I know from Bayes theorem we have the formula "posterior $\propto$ prior * likelihood" or more concrete $Pr(\theta|D) \propto Pr(\theta)Pr(D|\theta)$ with $Pr(\theta)$ is prior distribution of parameter, and $D$ is observed data. But in a book I read when apply it to the following situation, the result confuses me.
Situation: We want to approximate a real function $f: X = R^k \rightarrow R$ by a linear function $h(x,w)$, $w$ is the parameter vector. Having observed data $D = (X,Y) = (x_1,y_1),...,(x_n,y_n)$, $y_i$ is label of $x_i$.

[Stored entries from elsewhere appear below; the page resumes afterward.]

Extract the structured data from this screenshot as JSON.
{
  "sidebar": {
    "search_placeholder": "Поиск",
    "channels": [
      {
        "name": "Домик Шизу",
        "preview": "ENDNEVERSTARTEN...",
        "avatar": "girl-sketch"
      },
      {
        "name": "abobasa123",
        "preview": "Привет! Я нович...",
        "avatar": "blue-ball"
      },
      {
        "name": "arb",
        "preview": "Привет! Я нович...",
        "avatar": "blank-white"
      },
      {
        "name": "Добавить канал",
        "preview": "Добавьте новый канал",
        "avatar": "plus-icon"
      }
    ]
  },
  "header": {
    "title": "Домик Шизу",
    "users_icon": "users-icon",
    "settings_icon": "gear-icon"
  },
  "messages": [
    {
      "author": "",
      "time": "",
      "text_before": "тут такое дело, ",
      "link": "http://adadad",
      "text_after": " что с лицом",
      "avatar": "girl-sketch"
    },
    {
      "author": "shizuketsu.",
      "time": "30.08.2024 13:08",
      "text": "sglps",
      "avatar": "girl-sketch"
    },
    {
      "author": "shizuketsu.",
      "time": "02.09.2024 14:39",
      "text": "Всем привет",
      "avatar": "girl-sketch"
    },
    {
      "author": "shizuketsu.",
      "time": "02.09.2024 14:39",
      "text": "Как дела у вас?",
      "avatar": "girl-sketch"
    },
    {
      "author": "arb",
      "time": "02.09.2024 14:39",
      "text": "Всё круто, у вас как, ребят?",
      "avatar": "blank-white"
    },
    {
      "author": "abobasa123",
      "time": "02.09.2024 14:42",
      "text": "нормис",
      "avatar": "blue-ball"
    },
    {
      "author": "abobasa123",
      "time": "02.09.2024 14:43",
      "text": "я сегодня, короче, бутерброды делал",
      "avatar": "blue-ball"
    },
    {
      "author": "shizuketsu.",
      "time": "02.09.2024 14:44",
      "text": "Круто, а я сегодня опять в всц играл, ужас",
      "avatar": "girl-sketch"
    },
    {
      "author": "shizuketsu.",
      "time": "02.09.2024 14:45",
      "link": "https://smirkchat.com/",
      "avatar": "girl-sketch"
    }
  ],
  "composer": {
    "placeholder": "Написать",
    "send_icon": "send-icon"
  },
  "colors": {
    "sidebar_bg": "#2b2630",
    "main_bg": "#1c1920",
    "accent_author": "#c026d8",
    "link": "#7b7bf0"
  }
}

Now let $Pr(w)$ is prior distribution of parameter $w$. In the book, have result that is
$$Pr(w|X,Y)\propto Pr(w)Pr(Y|X,w))\quad (1)$$ But from my understand, by applying $Pr(\theta|D) \propto Pr(\theta)Pr(D|\theta)$ , I think
$$Pr(w|X,Y)\propto Pr(w)Pr(X,Y|w)\quad (2)$$ The difference between (1) and (2) is $Pr(Y|X,w)$ and $Pr(X,Y|w)$.
Could you tell me why we have $(1)$?
You may want to know what the book is? But it is not in english, and there is not ebook form for it, so I don't post it here.
I try to test if (1) and (2) are the same? I transform $Pr(X,Y|w)$ as follows:
$$Pr(X,Y|w)=Pr(X,Y,w)/Pr(w)=Pr(Y|X,w)Pr(X,w)/Pr(w)=Pr(Y|X,w)Pr(w)Pr(X|w)/Pr(w)=Pr(Y|X,w)Pr(X|w)$$ So $(1)$ & $(2)$ are not the same.